JHC is thrilled to welcome Rachel Ericksen and Tom Rice, our inaugural 2020 summer Jay Fellows. Rachel and Tom are students at Columbia University’s Graduate School of Architecture, Planning and Preservation, and will be researching a pavilion planned to overlook the Historic Jay Gardens. Their work will include gathering information about the 19th-century structure that once stood on the site that was based on a design by renowned architect Alexander Jackson Davis. They will also be creating a reading list of contextual materials about the project, as well as scanning the site and surroundings to create a series of 3D point clouds. The project is being supervised and coordinated by Jorge Otero-Pailos, director of historic preservation at Columbia and a member of JHC’s board of trustees.

Rachel Ericksen
Rachel is a rising second year Historic Preservation student at Columbia University. A metro-Detroit native, she credits her high school humanities teacher with sparking her passion for history and art. Rachel holds a bachelor’s degree from the University of Michigan in English literature and environmental policy. During college she spent a semester studying art and architecture in Florence, Italy. After college she took an advocacy role with the legislative team of the National Wildlife Federation in Washington, DC. A desire to fine-tune her advocacy skills propelled her to law school in Santa Clara, California. Here, she was exposed to cultural property law and founded the Student Association for the Protection of Cultural Property.
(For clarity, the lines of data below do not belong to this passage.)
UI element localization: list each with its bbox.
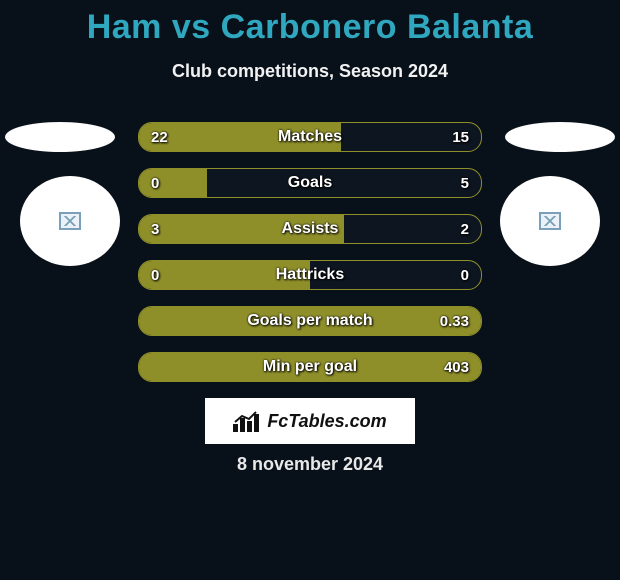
image-placeholder-icon <box>539 212 561 230</box>
player-left-club-badge <box>20 176 120 266</box>
stat-fill <box>139 353 481 381</box>
stat-fill <box>139 215 344 243</box>
branding-badge: FcTables.com <box>205 398 415 444</box>
stat-row: 0Hattricks0 <box>138 260 482 290</box>
stat-fill <box>139 261 310 289</box>
stat-value-left: 0 <box>151 261 159 289</box>
stat-value-right: 403 <box>444 353 469 381</box>
stat-row: Goals per match0.33 <box>138 306 482 336</box>
fctables-logo-icon <box>233 410 261 432</box>
stats-container: 22Matches15 0Goals5 3Assists2 0Hattricks0 Go… <box>138 122 482 398</box>
stat-row: 0Goals5 <box>138 168 482 198</box>
subtitle: Club competitions, Season 2024 <box>0 61 620 82</box>
player-left-headshot-placeholder <box>5 122 115 152</box>
date-label: 8 november 2024 <box>0 454 620 475</box>
branding-text: FcTables.com <box>267 411 386 432</box>
stat-row: Min per goal403 <box>138 352 482 382</box>
stat-value-left: 0 <box>151 169 159 197</box>
stat-value-left: 3 <box>151 215 159 243</box>
player-right-headshot-placeholder <box>505 122 615 152</box>
stat-value-right: 0.33 <box>440 307 469 335</box>
stat-value-right: 2 <box>461 215 469 243</box>
image-placeholder-icon <box>59 212 81 230</box>
stat-fill <box>139 169 207 197</box>
stat-value-right: 15 <box>452 123 469 151</box>
player-right-club-badge <box>500 176 600 266</box>
stat-row: 22Matches15 <box>138 122 482 152</box>
stat-value-right: 5 <box>461 169 469 197</box>
page-title: Ham vs Carbonero Balanta <box>0 0 620 47</box>
stat-row: 3Assists2 <box>138 214 482 244</box>
stat-fill <box>139 123 341 151</box>
stat-value-left: 22 <box>151 123 168 151</box>
stat-fill <box>139 307 481 335</box>
stat-value-right: 0 <box>461 261 469 289</box>
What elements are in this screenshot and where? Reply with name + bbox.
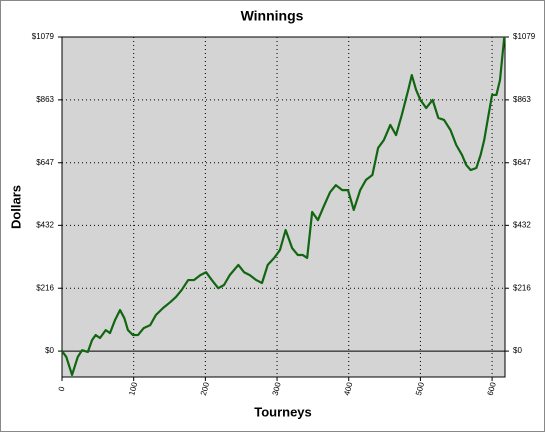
x-tick-label: 600 [486, 381, 498, 397]
y2-tick-label: $1079 [513, 32, 536, 41]
y-tick-label: $1079 [32, 32, 55, 41]
y2-tick-label: $0 [513, 346, 522, 355]
y-tick-label: $216 [36, 283, 54, 292]
y2-tick-label: $863 [513, 95, 531, 104]
y-tick-label: $863 [36, 95, 54, 104]
y2-tick-label: $432 [513, 220, 531, 229]
x-tick-label: 500 [414, 381, 426, 397]
y-tick-label: $647 [36, 158, 54, 167]
x-axis-title: Tourneys [254, 404, 312, 419]
y2-tick-label: $216 [513, 283, 531, 292]
x-tick-label: 200 [199, 381, 211, 397]
y-axis-title: Dollars [8, 185, 23, 229]
plot-area [61, 36, 506, 378]
x-tick-label: 300 [271, 381, 283, 397]
y-tick-label: $432 [36, 220, 54, 229]
y-tick-label: $0 [45, 346, 54, 355]
line [61, 36, 506, 377]
chart-title: Winnings [241, 8, 304, 24]
x-tick-label: 0 [57, 385, 67, 392]
x-tick-label: 100 [127, 381, 139, 397]
y2-tick-label: $647 [513, 158, 531, 167]
x-tick-label: 400 [342, 381, 354, 397]
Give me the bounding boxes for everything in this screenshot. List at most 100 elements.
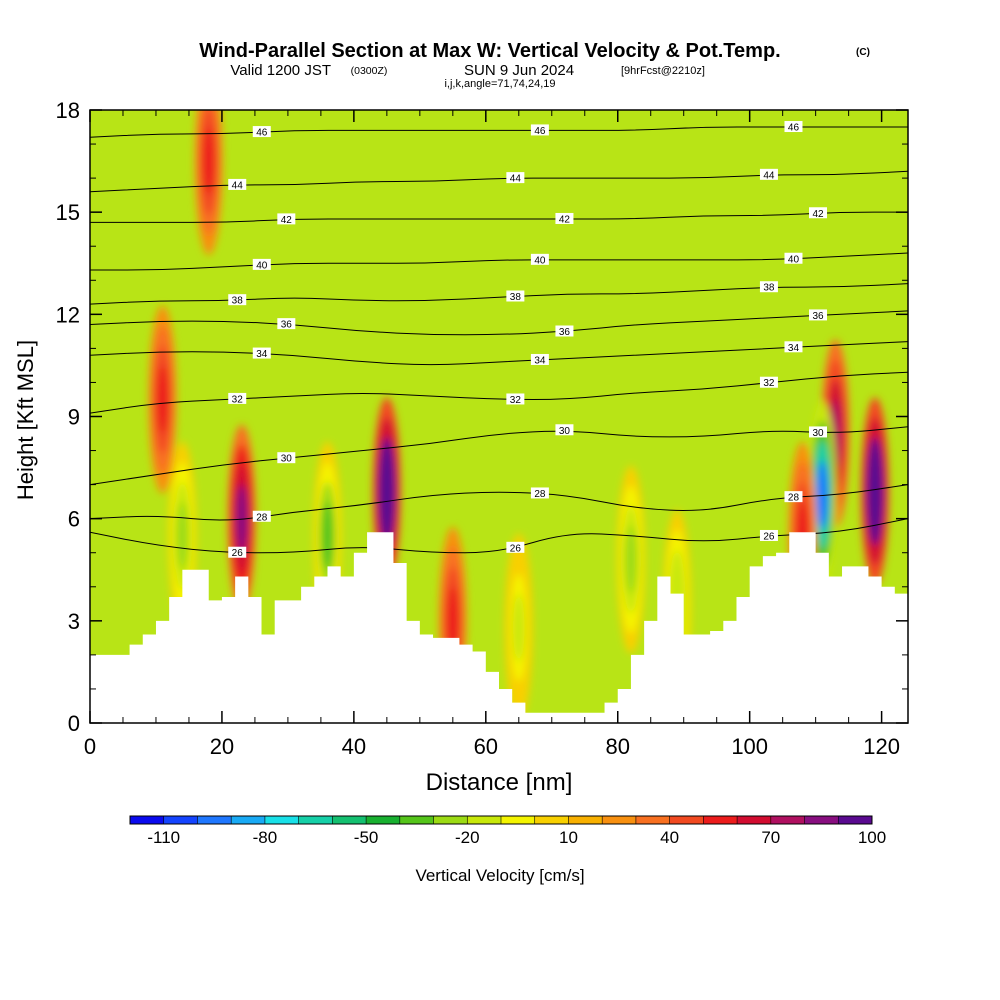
colorbar-segment	[804, 816, 839, 824]
colorbar-segment	[635, 816, 671, 824]
isotherm-label-bg	[809, 426, 828, 438]
isotherm-label-bg	[784, 252, 803, 264]
x-tick-label: 120	[863, 734, 900, 759]
isotherm-label: 46	[256, 128, 268, 139]
isotherm-label: 26	[763, 531, 775, 542]
x-tick-label: 0	[84, 734, 96, 759]
isotherm-label-bg	[228, 178, 247, 190]
y-tick-label: 0	[68, 711, 80, 736]
isotherm-label: 38	[763, 283, 775, 294]
colorbar-segment	[163, 816, 198, 824]
isotherm-label-bg	[809, 309, 828, 321]
isotherm-label-bg	[530, 124, 549, 136]
isotherm-line	[90, 170, 908, 193]
isotherm-label: 26	[232, 548, 244, 559]
forecast-run: [9hrFcst@2210z]	[621, 65, 705, 77]
isotherm-label: 36	[559, 327, 571, 338]
isotherm-label-bg	[277, 318, 296, 330]
isotherm-labels: 26 26 26 28 28 28 30 30 30 32 32 32 34 34 34 36 36 36 38 38…	[228, 121, 828, 559]
isotherm-label: 38	[232, 296, 244, 307]
isotherm-label: 30	[281, 454, 293, 465]
isotherm-label-bg	[277, 213, 296, 225]
isotherm-line	[90, 518, 908, 554]
isotherm-label: 40	[256, 260, 268, 271]
isotherm-label: 30	[559, 426, 571, 437]
isotherm-label-bg	[809, 207, 828, 219]
isotherm-label-bg	[530, 487, 549, 499]
isotherm-line	[90, 341, 908, 366]
isotherm-lines	[90, 126, 908, 554]
colorbar-segment	[602, 816, 637, 824]
colorbar-tick-label: 70	[761, 828, 780, 847]
y-tick-label: 12	[56, 302, 80, 327]
isotherm-line	[90, 310, 908, 336]
colorbar-tick-label: -110	[147, 828, 180, 847]
isotherm-label: 34	[788, 343, 800, 354]
colorbar-tick-label: 100	[858, 828, 886, 847]
valid-time: Valid 1200 JST	[230, 62, 331, 79]
x-tick-label: 80	[605, 734, 629, 759]
isotherm-label-bg	[759, 529, 778, 541]
isotherm-label: 42	[559, 214, 571, 225]
grid-indices: i,j,k,angle=71,74,24,19	[444, 78, 555, 90]
isotherm-label: 28	[788, 493, 800, 504]
isotherm-label-bg	[506, 290, 525, 302]
y-tick-label: 3	[68, 609, 80, 634]
y-axis-label: Height [Kft MSL]	[13, 340, 38, 500]
isotherm-label-bg	[784, 491, 803, 503]
x-tick-label: 20	[210, 734, 234, 759]
isotherm-label-bg	[759, 281, 778, 293]
isotherm-label: 34	[534, 355, 546, 366]
colorbar-segment	[130, 816, 165, 824]
colorbar-segment	[568, 816, 603, 824]
colorbar-segment	[770, 816, 806, 824]
colorbar-segment	[737, 816, 772, 824]
y-tick-label: 6	[68, 507, 80, 532]
colorbar-segment	[467, 816, 502, 824]
isotherm-label: 44	[510, 174, 522, 185]
velocity-cell	[816, 460, 828, 529]
isotherm-label-bg	[784, 341, 803, 353]
isotherm-label-bg	[252, 126, 271, 138]
copyright-mark: (C)	[856, 47, 870, 58]
x-axis-label: Distance [nm]	[426, 769, 573, 796]
y-tick-label: 9	[68, 405, 80, 430]
colorbar-segment	[332, 816, 367, 824]
velocity-cell	[156, 365, 169, 434]
isotherm-label-bg	[759, 168, 778, 180]
velocity-cell	[381, 457, 393, 526]
x-tick-label: 40	[342, 734, 366, 759]
colorbar-segment	[534, 816, 569, 824]
valid-date: SUN 9 Jun 2024	[464, 62, 574, 79]
valid-zulu: (0300Z)	[351, 65, 388, 77]
isotherm-label-bg	[759, 376, 778, 388]
isotherm-label: 36	[812, 311, 824, 322]
colorbar-tick-label: 10	[559, 828, 578, 847]
velocity-cell	[321, 501, 334, 570]
colorbar-segment	[501, 816, 536, 824]
colorbar-segment	[298, 816, 333, 824]
isotherm-label: 40	[534, 255, 546, 266]
isotherm-label: 28	[256, 512, 268, 523]
isotherm-label-bg	[506, 172, 525, 184]
isotherm-label-bg	[784, 121, 803, 133]
isotherm-label: 26	[510, 543, 522, 554]
colorbar-tick-label: -20	[455, 828, 480, 847]
isotherm-label-bg	[555, 212, 574, 224]
isotherm-label-bg	[252, 510, 271, 522]
isotherm-line	[90, 252, 908, 271]
colorbar-segment	[838, 816, 873, 824]
isotherm-label-bg	[277, 452, 296, 464]
y-tick-label: 18	[56, 98, 80, 123]
isotherm-label: 46	[534, 126, 546, 137]
isotherm-line	[90, 211, 908, 223]
plot-area: 26 26 26 28 28 28 30 30 30 32 32 32 34 34 34 36 36 36 38 38…	[90, 110, 908, 723]
x-tick-label: 100	[731, 734, 768, 759]
isotherm-label: 42	[281, 215, 293, 226]
isotherm-label: 28	[534, 489, 546, 500]
velocity-cell	[176, 501, 189, 570]
isotherm-label: 44	[763, 170, 775, 181]
isotherm-label: 34	[256, 349, 268, 360]
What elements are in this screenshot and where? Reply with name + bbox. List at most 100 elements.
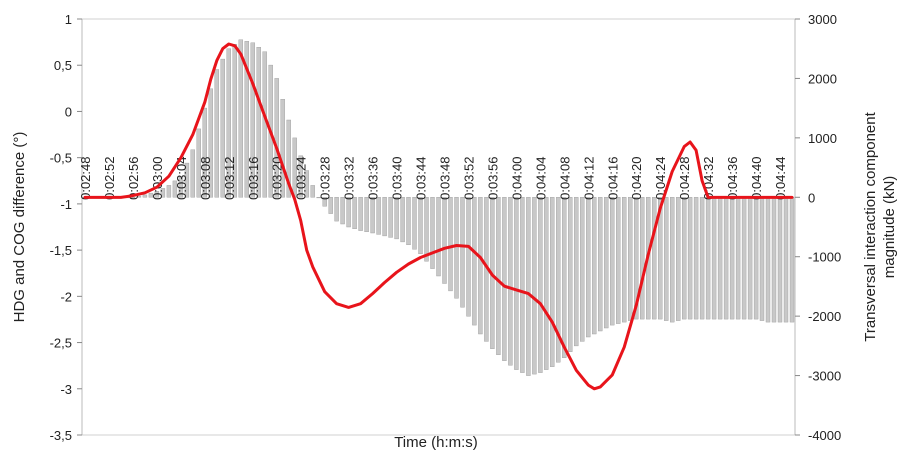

After law school she moved to Los Angeles and served as a fellow for the Lawyer’s Committee for Cultural Heritage Preservation. Additionally, she volunteered with the Santa Monica Conservancy where she was able to research homes set for demolition, draft language for landmark applications and docent at the group’s 1897 shotgun house. At Columbia, Rachel has enjoyed studying policy issues, exploring New York City’s historic architecture in situ, and gaining hands-on materials conservation experience. She is excited to harness her passion for art, architecture and history this summer as a fellow at the Jay Heritage Center.

Tom Rice
Tom grew up in Providence, Rhode Island, and early on became interested in historic buildings and sites. One of the first was the Central Congregational Church, an 1893 Renaissance Revival structure designed by Carrère and Hastings, featuring a Guastavino tile dome. As the son of the minister there, he spent many hours working to maintain the building and grounds.

He graduated from Trinity College in Connecticut, majoring in Political Science and Urban Studies. Some of his favorite classes were Art History related. He studied abroad in Shanghai and Barcelona, and examined architecture in both cities. After college, he taught sailing at Sail Newport, a public sailing center in Newport, Rhode Island, and worked as an apprentice with a master carpenter.

He has enjoyed all of the courses, programs, and field trips in the Historic Preservation program at Columbia, especially those relating to the history of New York. He is excited to work at the Jay Heritage Center this summer, and to continue learning.